Qureshi gleefully informs us that Mohan Bhagwat emphasised three things: that Hindutva is an inclusive concept in which all communities have equal room; that the Indian Constitution is sacrosanct and the entire country must abide by it; and that Muslims will not be disenfranchised. He sought to dispel the fear that the RSS is seeking to abandon the Constitution at the first opportunity. Had the "Muslim intellectuals" been familiar with Savarkar's Hindutva (1923) and Golwalkar's We or Our Nationhood Defined (1939) and Bunch of Thoughts (1966), these claims would not have gone unchallenged. The first two texts, which serve as holy books for the RSS, demand the cleansing of Muslims and Christians from India in the manner in which Jews were cleansed by Hitler in Germany. The last contains a chapter (Chapter XVI) titled "Internal Threats," which declares Muslims and Christians to be internal enemy number one and number two respectively, and describes the Indian Constitution as worthless and anti-Hindu. Mohan Bhagwat has never disowned these works.

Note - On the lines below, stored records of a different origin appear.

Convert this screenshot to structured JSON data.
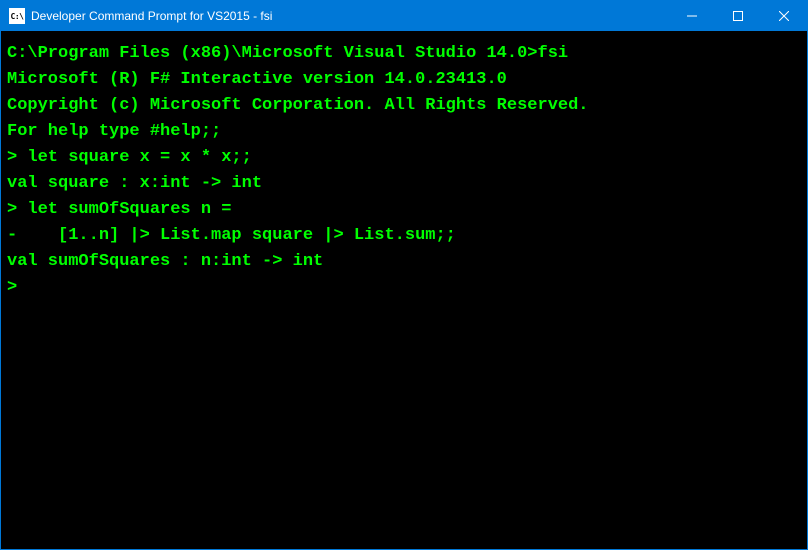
{
  "titlebar": {
    "icon_text": "C:\\",
    "title": "Developer Command Prompt for VS2015 - fsi"
  },
  "terminal": {
    "line_blank1": "",
    "line_prompt": "C:\\Program Files (x86)\\Microsoft Visual Studio 14.0>fsi",
    "line_blank2": "",
    "line_header1": "Microsoft (R) F# Interactive version 14.0.23413.0",
    "line_header2": "Copyright (c) Microsoft Corporation. All Rights Reserved.",
    "line_blank3": "",
    "line_help": "For help type #help;;",
    "line_blank4": "",
    "line_input1": "> let square x = x * x;;",
    "line_blank5": "",
    "line_val1": "val square : x:int -> int",
    "line_blank6": "",
    "line_input2a": "> let sumOfSquares n =",
    "line_input2b": "-    [1..n] |> List.map square |> List.sum;;",
    "line_blank7": "",
    "line_val2": "val sumOfSquares : n:int -> int",
    "line_blank8": "",
    "line_cursor": ">"
  }
}
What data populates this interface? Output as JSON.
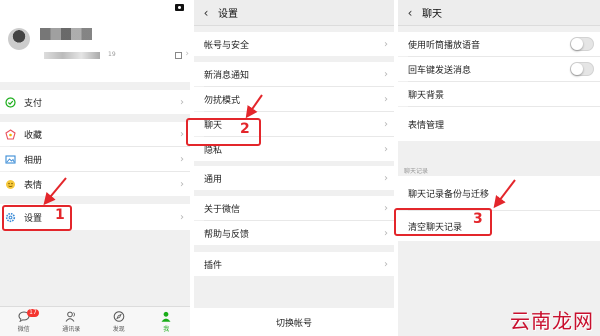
{
  "me_panel": {
    "user_id_fragment": "19",
    "menu": [
      {
        "label": "支付",
        "icon": "pay-icon"
      },
      {
        "label": "收藏",
        "icon": "favorites-icon"
      },
      {
        "label": "相册",
        "icon": "album-icon"
      },
      {
        "label": "表情",
        "icon": "sticker-icon"
      },
      {
        "label": "设置",
        "icon": "settings-icon"
      }
    ],
    "tabs": [
      {
        "label": "微信",
        "badge": "17",
        "icon": "chats-icon"
      },
      {
        "label": "通讯录",
        "icon": "contacts-icon"
      },
      {
        "label": "发现",
        "icon": "discover-icon"
      },
      {
        "label": "我",
        "icon": "me-icon",
        "active": true
      }
    ]
  },
  "settings_panel": {
    "title": "设置",
    "items": [
      "帐号与安全",
      "新消息通知",
      "勿扰模式",
      "聊天",
      "隐私",
      "通用",
      "关于微信",
      "帮助与反馈",
      "插件"
    ],
    "switch_account": "切换帐号"
  },
  "chat_panel": {
    "title": "聊天",
    "toggles": [
      {
        "label": "使用听筒播放语音",
        "on": false
      },
      {
        "label": "回车键发送消息",
        "on": false
      }
    ],
    "items": [
      "聊天背景",
      "表情管理"
    ],
    "section_label": "聊天记录",
    "history_items": [
      "聊天记录备份与迁移",
      "清空聊天记录"
    ]
  },
  "annotations": {
    "step1": "1",
    "step2": "2",
    "step3": "3",
    "highlight_color": "#e3262b"
  },
  "watermark": "云南龙网"
}
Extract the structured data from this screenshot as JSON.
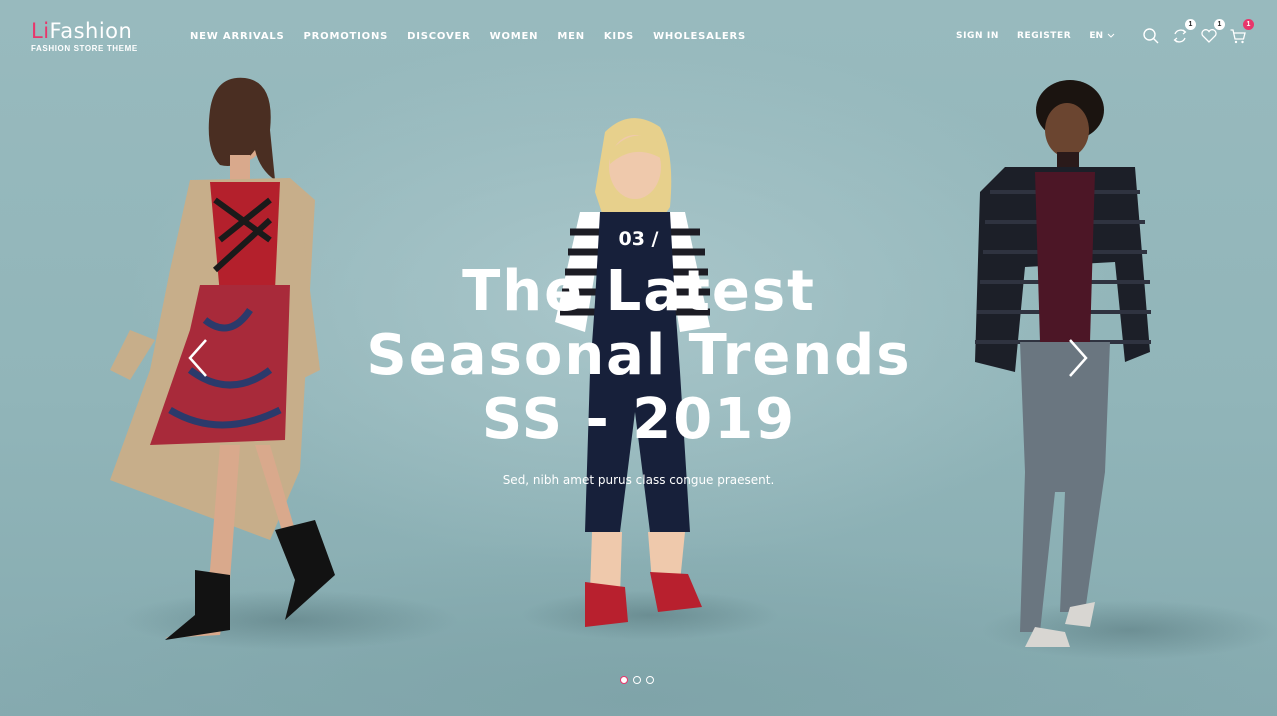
{
  "brand": {
    "logo_accent": "Li",
    "logo_rest": "Fashion",
    "tagline": "FASHION STORE THEME",
    "accent_color": "#e8366b"
  },
  "nav": {
    "items": [
      {
        "label": "NEW ARRIVALS"
      },
      {
        "label": "PROMOTIONS"
      },
      {
        "label": "DISCOVER"
      },
      {
        "label": "WOMEN"
      },
      {
        "label": "MEN"
      },
      {
        "label": "KIDS"
      },
      {
        "label": "WHOLESALERS"
      }
    ]
  },
  "account": {
    "sign_in": "SIGN IN",
    "register": "REGISTER",
    "language": "EN"
  },
  "icons": {
    "search": "search-icon",
    "compare": {
      "name": "compare-icon",
      "count": "1"
    },
    "wishlist": {
      "name": "heart-icon",
      "count": "1"
    },
    "cart": {
      "name": "cart-icon",
      "count": "1"
    }
  },
  "slide": {
    "counter": "03 /",
    "headline": [
      "The Latest",
      "Seasonal Trends",
      "SS - 2019"
    ],
    "subtitle": "Sed, nibh amet purus class congue praesent.",
    "current_index": 1,
    "total": 3
  }
}
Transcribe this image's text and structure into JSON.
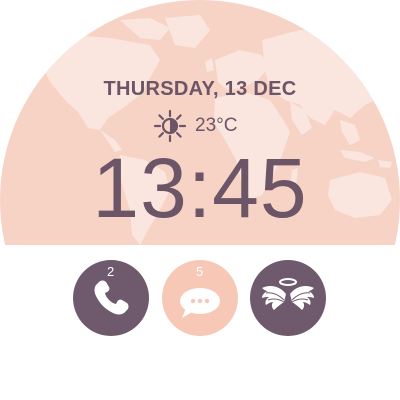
{
  "watch": {
    "date": "THURSDAY, 13 DEC",
    "temperature": "23°C",
    "time": "13:45"
  },
  "weather": {
    "icon": "sun-icon"
  },
  "shortcuts": [
    {
      "name": "phone",
      "icon": "phone-icon",
      "badge": "2"
    },
    {
      "name": "messages",
      "icon": "chat-icon",
      "badge": "5"
    },
    {
      "name": "wings",
      "icon": "angel-wings-icon"
    }
  ],
  "colors": {
    "top_background": "#f7d3c6",
    "map_land": "#fae6de",
    "text": "#6c5566",
    "button_dark": "#6f5a6d",
    "button_light": "#f7c8b6",
    "bottom_background": "#ffffff"
  }
}
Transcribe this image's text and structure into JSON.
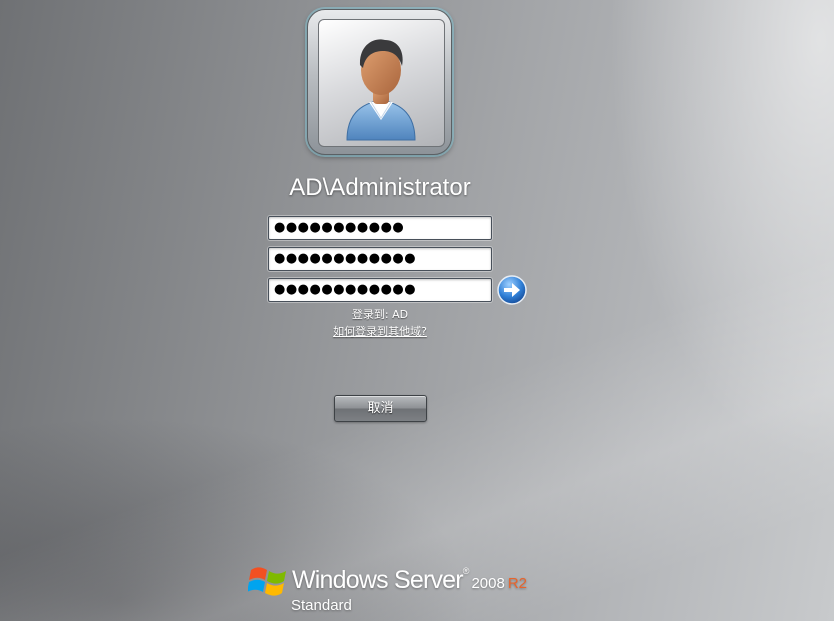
{
  "user": {
    "name": "AD\\Administrator",
    "avatar_icon": "user-avatar-icon"
  },
  "credentials": {
    "field_1_value": "●●●●●●●●●●●",
    "field_2_value": "●●●●●●●●●●●●",
    "field_3_value": "●●●●●●●●●●●●",
    "submit_icon": "arrow-right-icon"
  },
  "domain": {
    "logon_to": "登录到: AD",
    "other_domain_link": "如何登录到其他域?"
  },
  "actions": {
    "cancel_label": "取消"
  },
  "branding": {
    "logo_icon": "windows-flag-icon",
    "product_name": "Windows Server",
    "trademark": "®",
    "version": "2008",
    "release": "R2",
    "edition": "Standard",
    "accent_color": "#e8642c"
  }
}
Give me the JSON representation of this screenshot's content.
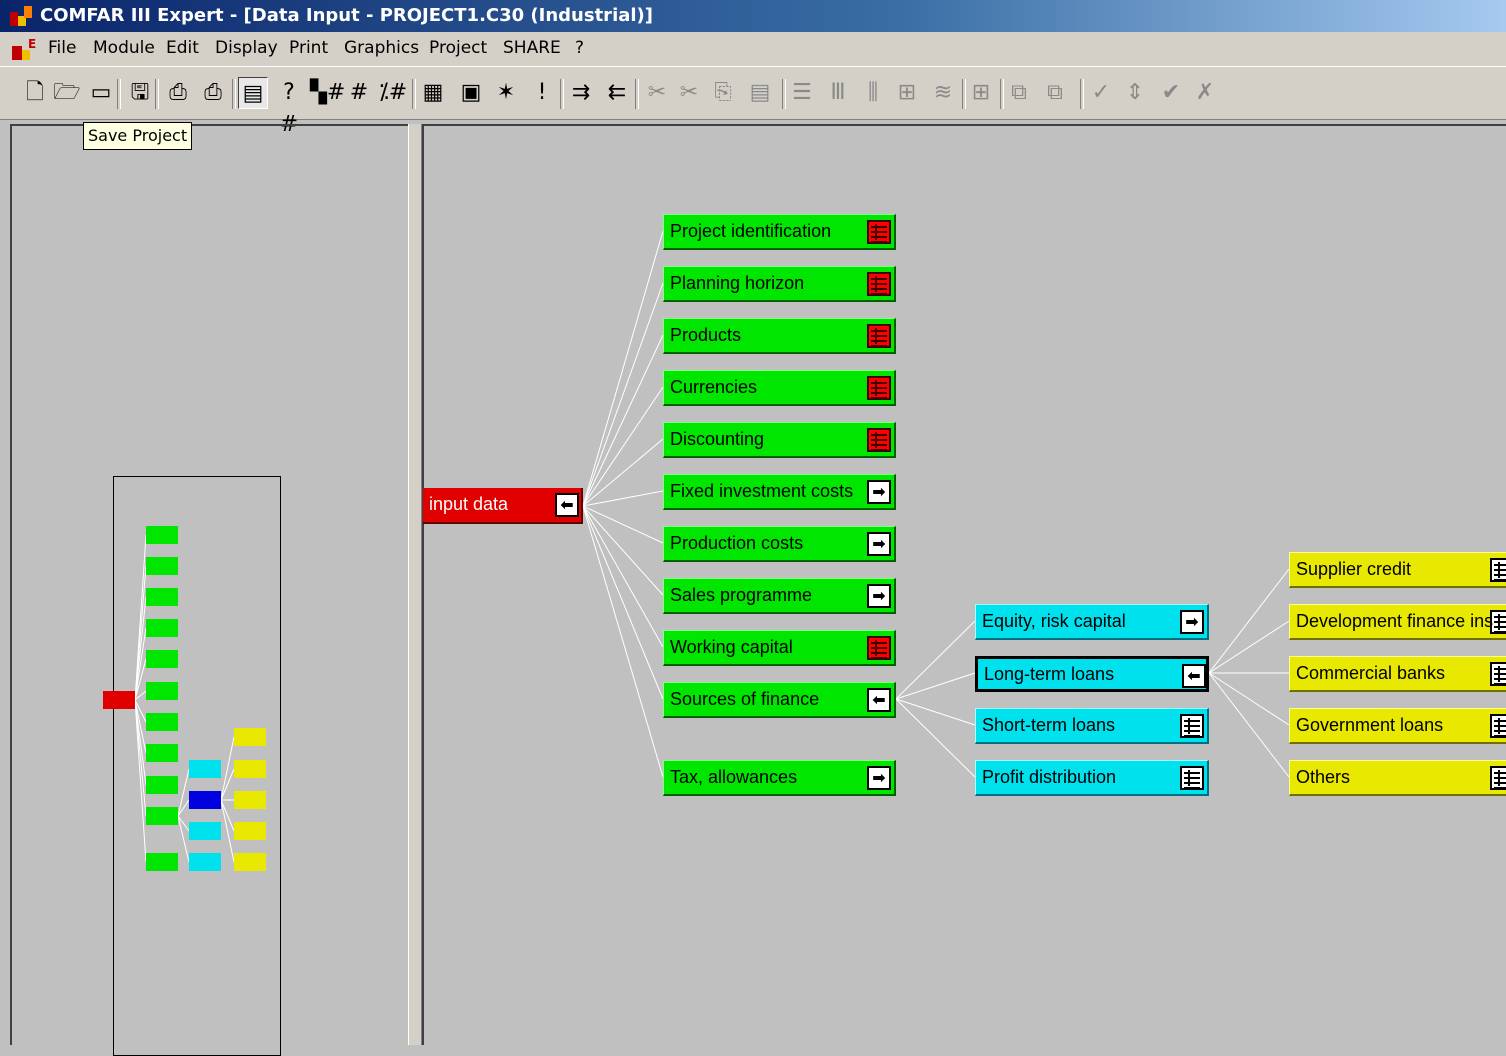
{
  "window": {
    "title": "COMFAR III Expert - [Data Input - PROJECT1.C30 (Industrial)]"
  },
  "menu": [
    "File",
    "Module",
    "Edit",
    "Display",
    "Print",
    "Graphics",
    "Project",
    "SHARE",
    "?"
  ],
  "toolbar": {
    "buttons": [
      {
        "name": "new-icon",
        "glyph": "🗋",
        "enabled": true
      },
      {
        "name": "open-icon",
        "glyph": "🗁",
        "enabled": true
      },
      {
        "name": "open-folder-icon",
        "glyph": "▭",
        "enabled": true
      },
      {
        "name": "save-icon",
        "glyph": "🖫",
        "enabled": true
      },
      {
        "name": "print-icon",
        "glyph": "⎙",
        "enabled": true
      },
      {
        "name": "print-setup-icon",
        "glyph": "⎙",
        "enabled": true
      },
      {
        "name": "data-input-icon",
        "glyph": "▤",
        "enabled": true,
        "pressed": true
      },
      {
        "name": "help-number-icon",
        "glyph": "?#",
        "enabled": true
      },
      {
        "name": "number-format-icon",
        "glyph": "▚#",
        "enabled": true
      },
      {
        "name": "grid-number-icon",
        "glyph": "#",
        "enabled": true
      },
      {
        "name": "percent-number-icon",
        "glyph": "⁒#",
        "enabled": true
      },
      {
        "name": "table-icon",
        "glyph": "▦",
        "enabled": true
      },
      {
        "name": "calculator-icon",
        "glyph": "▣",
        "enabled": true
      },
      {
        "name": "new-item-icon",
        "glyph": "✶",
        "enabled": true
      },
      {
        "name": "exclamation-icon",
        "glyph": "!",
        "enabled": true
      },
      {
        "name": "expand-tree-icon",
        "glyph": "⇉",
        "enabled": true
      },
      {
        "name": "collapse-tree-icon",
        "glyph": "⇇",
        "enabled": true
      },
      {
        "name": "cut-icon",
        "glyph": "✂",
        "enabled": false
      },
      {
        "name": "cut-percent-icon",
        "glyph": "✂",
        "enabled": false
      },
      {
        "name": "copy-icon",
        "glyph": "⎘",
        "enabled": false
      },
      {
        "name": "paste-icon",
        "glyph": "▤",
        "enabled": false
      },
      {
        "name": "rows-icon",
        "glyph": "☰",
        "enabled": false
      },
      {
        "name": "columns-icon",
        "glyph": "Ⅲ",
        "enabled": false
      },
      {
        "name": "insert-column-icon",
        "glyph": "⫼",
        "enabled": false
      },
      {
        "name": "grid-select-icon",
        "glyph": "⊞",
        "enabled": false
      },
      {
        "name": "fill-icon",
        "glyph": "≋",
        "enabled": false
      },
      {
        "name": "grid-hash-icon",
        "glyph": "⊞",
        "enabled": false
      },
      {
        "name": "copy-block-icon",
        "glyph": "⧉",
        "enabled": false
      },
      {
        "name": "move-block-icon",
        "glyph": "⧉",
        "enabled": false
      },
      {
        "name": "check-icon",
        "glyph": "✓",
        "enabled": false
      },
      {
        "name": "up-down-icon",
        "glyph": "⇕",
        "enabled": false
      },
      {
        "name": "check-all-icon",
        "glyph": "✔",
        "enabled": false
      },
      {
        "name": "uncheck-all-icon",
        "glyph": "✗",
        "enabled": false
      }
    ]
  },
  "tooltip": "Save Project",
  "tree": {
    "root": {
      "label": "input data"
    },
    "level1": [
      {
        "label": "Project identification",
        "icon": "table-red"
      },
      {
        "label": "Planning horizon",
        "icon": "table-red"
      },
      {
        "label": "Products",
        "icon": "table-red"
      },
      {
        "label": "Currencies",
        "icon": "table-red"
      },
      {
        "label": "Discounting",
        "icon": "table-red"
      },
      {
        "label": "Fixed investment costs",
        "icon": "arrow-right"
      },
      {
        "label": "Production costs",
        "icon": "arrow-right"
      },
      {
        "label": "Sales programme",
        "icon": "arrow-right"
      },
      {
        "label": "Working capital",
        "icon": "table-red"
      },
      {
        "label": "Sources of finance",
        "icon": "arrow-left"
      },
      {
        "label": "Tax, allowances",
        "icon": "arrow-right"
      }
    ],
    "level2": [
      {
        "label": "Equity, risk capital",
        "icon": "arrow-right"
      },
      {
        "label": "Long-term loans",
        "icon": "arrow-left",
        "selected": true
      },
      {
        "label": "Short-term loans",
        "icon": "table-white"
      },
      {
        "label": "Profit distribution",
        "icon": "table-white"
      }
    ],
    "level3": [
      {
        "label": "Supplier credit",
        "icon": "table-white"
      },
      {
        "label": "Development finance ins",
        "icon": "table-white"
      },
      {
        "label": "Commercial banks",
        "icon": "table-white"
      },
      {
        "label": "Government loans",
        "icon": "table-white"
      },
      {
        "label": "Others",
        "icon": "table-white"
      }
    ]
  },
  "colors": {
    "root": "#e00000",
    "level1": "#00e600",
    "level2": "#00e1ee",
    "level2_selected_overview": "#0000e0",
    "level3": "#e8e800",
    "connector": "#ffffff"
  }
}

Interestingly, the RSS has issued no statement corroborating the "Muslim intellectuals'" version of events. According to press reports, RSS prachar pramukh (national publicity chief) Sunil Ambekar declined to comment.
Not only Muslims but all Indians want to know who will finance the creation and running of CFF units in all 28 state capitals and all 802 districts of the country — a total of 830 units. Even national political parties have not been able to maintain a presence on such a gigantic scale. These "Muslim intellectuals" appear to be flush with money. Whose money will it be? It seems the RSS has roped in the Adanis and Ambanis — who have been bankrolling the Hindutva project — into this venture as well. There is another dimension to consider: with Najeeb Jung, Qureshi, Javed Ansari, Sherwani, Shah and Siddiqui taking charge of the RSS's Muslim outreach programme, what becomes of the Muslim Rashtriya Manch, which has hitherto been grooming RSS stooges among Muslims?
It is deeply troubling that a group of "Muslim intellectuals," purportedly speaking on behalf of "the middle class and educated Muslim" — as Shahid Siddiqui himself confessed after the August 2022 meeting — are now legitimising an organisation that is waiting for an opportune moment to dismantle the world's largest democracy. They did not bother to confront the RSS chief with the facts of the pauperisation of common Indians, mounting unemployment, hunger or violence against women. These issues should have been their primary concern, since Muslims, standing at the lowest rung socially, financially and politically, are naturally the worst sufferers.
Sadly, they did not raise the rampant use of terror laws by governments run by RSS cadres — laws under which large numbers of Muslim activists, as well as non-Muslim activists, are being held in prolonged detention. These are critical times for Indian democracy. If it is demolished, there is no possibility of survival for minorities, including Muslims. India needs intellectuals who will stand in defence of Indian democracy — not those who surrender before an extra-constitutional organisation, known as one of the most lethal extremist forces in the world today, for personal gain.
I appreciate the thought-provoking discussion on the complexities of identity and representation. My own experiences navigating cultural expectations resonate, reminding me how nuanced these conversations truly are.